Richard Lopez of San Bernardino, California, said he is the cousin of the girls' father and confirmed the adults are Jimmy Flores and Janelle Quackenbush.
Lopez said in a telephone interview that Flores grew up in San Bernardino, and that their extended family is struggling to come to grips with devastating news from a place so far away.
"It crushes all of us. We're all hurt," Lopez said. "We don't know what happened. We don't know what is going on."
He said the whole Flores-Quackenbush family visited relatives in Southern California a year ago and had dinner at his house. Flores was crazy about the girls, Lopez said.
The adult cousins were close as children, Lopez said, and served together in the California Conservation Corps, a group that works on backcountry projects and fights wildfires. He was surprised when Flores announced he and Janelle were moving to Alaska. But Flores loved it up here.
Red Cross of Alaska said it was helping two adults whom it didn't identify. The help included "immediate needs" and "spiritual care and mental health services," spokeswoman Lisa Miller said. Others who would like to be connected with Red Cross can call the Mat-Su office at 907-357-6060 or the Anchorage disaster line at 907-230-4472.
At Butte Elementary School, additional counselors joined the staff Thursday, Principal Dan Kitchin said. There had been no official word whether the children in the fire attended the school, Kitchin said. But the school wanted to make sure students who heard about the fire, and that children were involved, had someone to talk to, he said.
Mat-Su school officials declined to say which schools the children attended, but said they were "focusing their resources" at Butte Elementary and Palmer Junior Middle schools.
Matanuska-Susitna Borough property records indicate there are seven or eight trailer homes on the property, all built between 1970 and 1980. The property owner is listed as TGI Funding Co. LLC but the company's owner, Chris Elder, said he's only owned the mobile home for about a week, which is supported by state records.
The previous owner, the Jackie Hughes Revocable Trust, had tried to evict Flores and Quackenbush earlier this year for failure to pay rent, but they complained in response that the owner failed to fix a back door that froze open in December and wasn't looked at until mid-February, according to court documents filed in Palmer. The door was next to one of the girls' rooms.
The couple tried chipping away at the ice holding the door in place and put a dresser in front of it, Quackenbush told the judge, according to the transcript of the April eviction hearing. She was a student and Flores had lost his job, she said.
Flores said it "hadn't been the best year" for the family, according to the transcript. They were working with a third-party and Salvation Army on rent and utility payments.
The trust sought to evict them for $875 in unpaid rent in April and up to $5,000 in utility costs and damages, according to the document.
Palmer District Court Judge John Wolfe denied the eviction judgment that the trust sought. The case remains open.
Some firefighters were still at the mobile home park Thursday afternoon, including Van Dusen.

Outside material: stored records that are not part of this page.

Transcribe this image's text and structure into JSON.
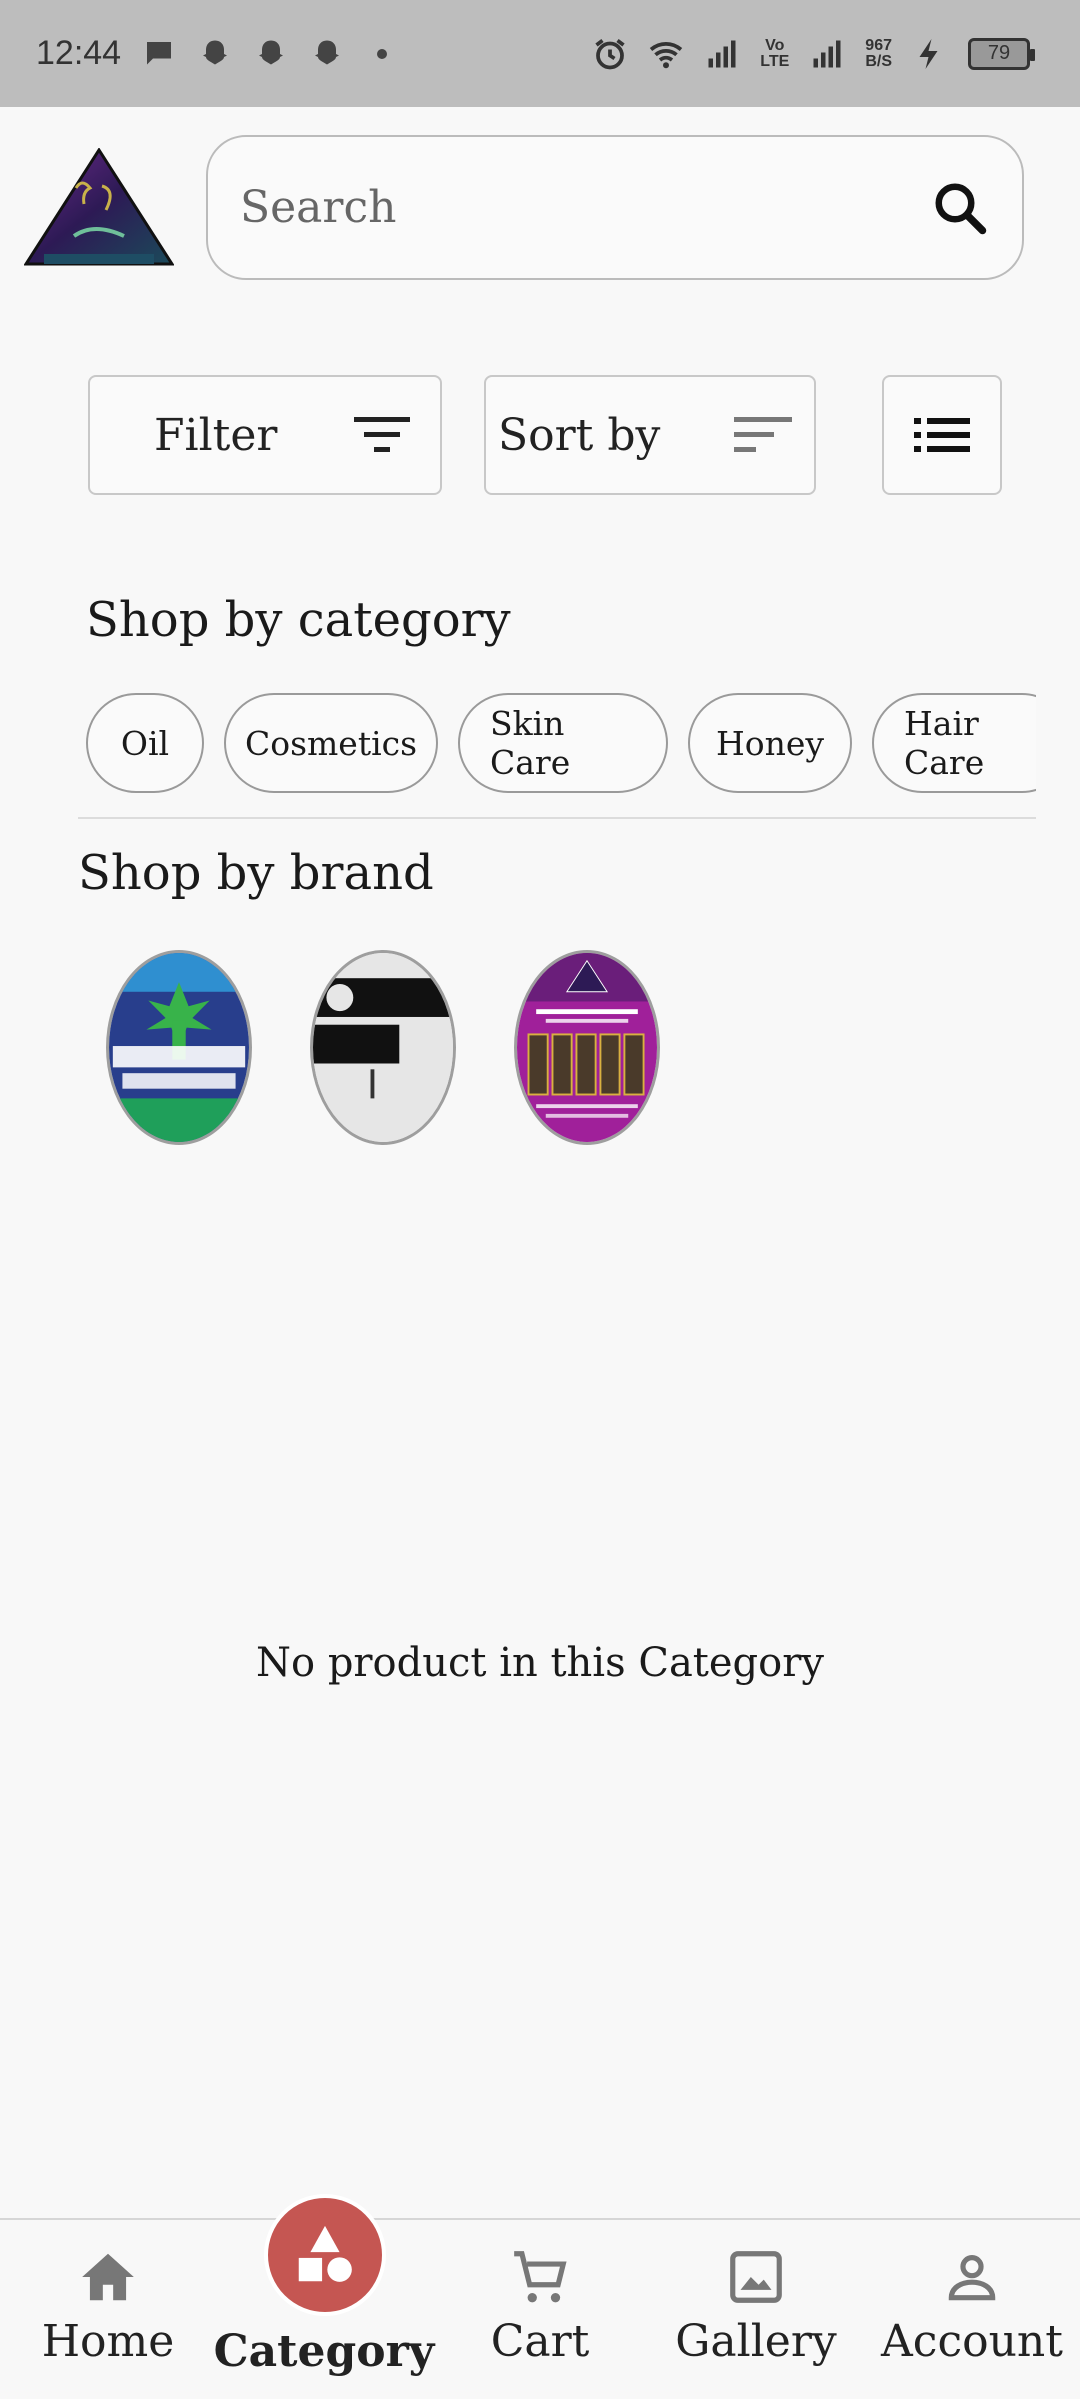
{
  "status_bar": {
    "time": "12:44",
    "network_speed_value": "967",
    "network_speed_unit": "B/S",
    "volte_top": "Vo",
    "volte_bottom": "LTE",
    "battery": "79"
  },
  "search": {
    "placeholder": "Search"
  },
  "controls": {
    "filter_label": "Filter",
    "sort_label": "Sort by"
  },
  "categories": {
    "title": "Shop by category",
    "items": [
      "Oil",
      "Cosmetics",
      "Skin Care",
      "Honey",
      "Hair Care"
    ]
  },
  "brands": {
    "title": "Shop by brand"
  },
  "empty_message": "No product in this Category",
  "nav": {
    "items": [
      "Home",
      "Category",
      "Cart",
      "Gallery",
      "Account"
    ],
    "active": "Category",
    "active_color": "#c55652"
  }
}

About 20 firefighters from Butte, a number of borough medics, and about 10 Palmer firefighters responded Thursday morning, officials said. There will be a critical incident stress debriefing for responders.
Some of the firefighters knew the family involved, Van Dusen said. The fire burned too hot to allow them to go inside when the first crews arrived.
"It was fully involved when we got there," he said.